RECENTEMENTE a mídia noticiou que um famoso ex-técnico e ex-jogador de futebol teria "beneficiado" por testamento um filho em detrimento dos demais. A notícia pode espantar aos leigos mas a bem da verdade, se feito dentro do que a Lei legitimamente autoriza, não há razão para espanto algum e nada deverá abalar a vontade assim manifestada.
Pelas regras atuais do Código Civil, em que pesem serem todos filhos (e por isso com iguais direitos de herança) é plenamente possível a destinação da parte disponível para qualquer pessoa (inclusive um filho preferido, digamos assim, em detrimento dos demais). A razão nos parece muito óbvia: nem todos os filhos são iguais, razão pela qual, no que for possível, deve mesmo a Lei permitir que tratamento distinto possa ser dado pelo titular do patrimônio a ser distribuído. Nos parece questão de efetiva JUSTIÇA. Essa distribuição "adequada" ao caso concreto vivenciado pelo titular dos bens pode ser feita via TESTAMENTO ou via DOAÇÃO com a dispensa da colação, como reza o Código:
"Art. 2.006. A dispensa da colação pode ser outorgada pelo doador em testamento, ou no próprio título de liberalidade" .
Para entender melhor a questão é preciso ter em mente que o Código diz ser "LEGÍTIMA" a metade do patrimônio da pessoa que possua herdeiros necessários. Esses por sua vez são os descendentes, os ascendentes e o cônjuge (e aqui também anoto que os companheiros também devem ser considerados necessários). Os artigos 1.845 e 1.846 são claros:
"Art. 1.845. São herdeiros necessários os descendentes, os ascendentes e o cônjuge" .
"Art. 1.846. Pertence aos herdeiros necessários, de pleno direito, a metade dos bens da herança, constituindo a legítima".

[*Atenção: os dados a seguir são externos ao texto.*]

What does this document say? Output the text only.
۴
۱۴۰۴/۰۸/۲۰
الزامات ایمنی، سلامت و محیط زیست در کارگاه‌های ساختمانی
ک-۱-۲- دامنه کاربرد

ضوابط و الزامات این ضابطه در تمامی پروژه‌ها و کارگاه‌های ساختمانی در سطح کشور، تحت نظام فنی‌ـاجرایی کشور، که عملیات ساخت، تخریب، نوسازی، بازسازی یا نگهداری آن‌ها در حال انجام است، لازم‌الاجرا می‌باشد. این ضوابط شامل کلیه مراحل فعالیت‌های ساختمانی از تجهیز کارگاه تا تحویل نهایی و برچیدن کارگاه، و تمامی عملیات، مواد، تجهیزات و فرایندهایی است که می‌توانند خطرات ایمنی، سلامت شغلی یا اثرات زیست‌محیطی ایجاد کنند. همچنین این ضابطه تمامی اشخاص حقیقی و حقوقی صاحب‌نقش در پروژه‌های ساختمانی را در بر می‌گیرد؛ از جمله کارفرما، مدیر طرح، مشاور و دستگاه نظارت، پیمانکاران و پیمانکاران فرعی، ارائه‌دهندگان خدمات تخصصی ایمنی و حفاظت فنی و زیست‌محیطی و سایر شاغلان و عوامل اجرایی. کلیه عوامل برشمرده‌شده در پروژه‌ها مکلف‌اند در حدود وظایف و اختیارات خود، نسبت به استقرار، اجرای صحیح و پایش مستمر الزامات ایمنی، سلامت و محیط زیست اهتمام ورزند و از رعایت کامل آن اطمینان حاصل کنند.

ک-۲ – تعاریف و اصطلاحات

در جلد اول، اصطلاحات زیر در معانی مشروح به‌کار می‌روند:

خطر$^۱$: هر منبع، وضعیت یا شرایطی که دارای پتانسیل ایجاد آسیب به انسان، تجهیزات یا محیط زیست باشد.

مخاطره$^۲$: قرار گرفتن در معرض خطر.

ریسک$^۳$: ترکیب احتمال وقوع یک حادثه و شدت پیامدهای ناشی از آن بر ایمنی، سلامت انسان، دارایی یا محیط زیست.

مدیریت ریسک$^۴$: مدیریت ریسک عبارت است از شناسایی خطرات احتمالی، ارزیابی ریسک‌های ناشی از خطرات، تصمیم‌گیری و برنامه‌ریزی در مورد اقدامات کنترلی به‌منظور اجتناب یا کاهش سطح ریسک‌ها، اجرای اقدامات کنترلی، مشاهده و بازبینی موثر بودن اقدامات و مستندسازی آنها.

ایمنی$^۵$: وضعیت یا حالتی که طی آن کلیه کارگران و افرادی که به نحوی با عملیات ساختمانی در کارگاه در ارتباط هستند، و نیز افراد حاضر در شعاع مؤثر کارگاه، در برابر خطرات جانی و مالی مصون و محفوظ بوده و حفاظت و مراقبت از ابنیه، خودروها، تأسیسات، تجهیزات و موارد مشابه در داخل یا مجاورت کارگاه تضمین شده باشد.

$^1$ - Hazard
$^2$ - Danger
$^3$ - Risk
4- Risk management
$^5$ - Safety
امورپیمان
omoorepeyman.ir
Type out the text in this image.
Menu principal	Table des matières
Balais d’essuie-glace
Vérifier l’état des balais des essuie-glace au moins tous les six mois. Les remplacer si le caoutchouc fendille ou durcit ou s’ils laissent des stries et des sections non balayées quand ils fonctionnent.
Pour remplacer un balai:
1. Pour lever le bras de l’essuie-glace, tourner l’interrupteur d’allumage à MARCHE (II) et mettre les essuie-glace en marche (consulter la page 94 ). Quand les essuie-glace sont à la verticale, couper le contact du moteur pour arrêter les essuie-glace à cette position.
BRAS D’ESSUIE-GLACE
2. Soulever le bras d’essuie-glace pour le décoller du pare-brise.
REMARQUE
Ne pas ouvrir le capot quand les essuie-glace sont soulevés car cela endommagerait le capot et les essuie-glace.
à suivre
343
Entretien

A"COLAÇÃO"é instituto também do direito sucessório, delineado nos artigos 2.002 e 2.003 do mesmo Código Civil e representa obrigação dos herdeiros que foram beneficiados com doações. A indispensável lição do professor LUIZ PAULO VIEIRA DE CARVALHO (Direito das Sucessões. 2019) esclarece e conceitua:
"Em síntese, o instituto jurídico pelo qual determinados herdeiros necessários, contemplados em vida, são obrigados a recompor, isto é, restituir à massa da herança, os bens ou valores recebidos do hereditando, para obter-se a igualdade na partilha, é denominado colação".
É importante gizar que tanto por testamento (como ocorreu no caso noticiado pela mídia) quanto por doação é plenamente possível e válido ao Testador/Doador realizar a disposição afastando a obrigação de que o beneficiário faça a colação, de modo que possa, portanto, amealhar patrimônio maior que os demais, haja vista a possibilidade de destinação da parte disponível, como aponta o artigo 2.005:
"Art. 2.005. São dispensadas da colação as doações que o doador determinar saiam da PARTE DISPONÍVEL, contanto que não a excedam, computado o seu valor ao tempo da doação".
Fazer constar expressamente essa informação na Escritura é tarefa de suma importância. Doutro turno, a regra do citado art. 1.846 não deixa dúvidas de que efetivamente a outra banda da herança pertencerá aos herdeiros necessários (observadas as regras do art. 1.829 e seguintes do CCB) não podendo ser deixada toda a herança apenas para um só filho, sendo possível e legítimo, entretanto, beneficiar algum ou alguns deles com uma parcela maior.
POR FIM, é preciso anotar também que a só informação expressamente lançada no ato (testamento ou escritura pública) pode não ter o condão de absolutamente afastar a necessidade de colação, vez que pode ser possível sim aos interessados demonstrar pelas vias próprias (art. 612, CPC/2015 equivalendo ao art. 984 do CPC/1973) que a disposição extrapolou os limites legais. Nesse exato sentido a acertada decisão do TJSP:
"TJSP. 990103128141/SP. J. em: 05/10/2010. INVENTÁRIO - Colação de bens doados pelo"de cujus"a alguns de seus filhos - Ato realizado por ESCRITURA PÚBLICA onde determinado que a doação estaria saindo da metade disponível da doadora - Hipótese que não dispensa a colação do valor que exceder a parte disponível - Fato, no entanto, a ser provado apenas por meio de documentos, no restrito e especial procedimento do inventário - Art. 984 do CPC - Inexistência de qualquer indício nesse sentido - Caso em que a própria escritura atesta o contrário - Possibilidade, no entanto, da agravante recorrer às vias ordinárias, onde é possível a produção de outras provas - Recurso desprovido".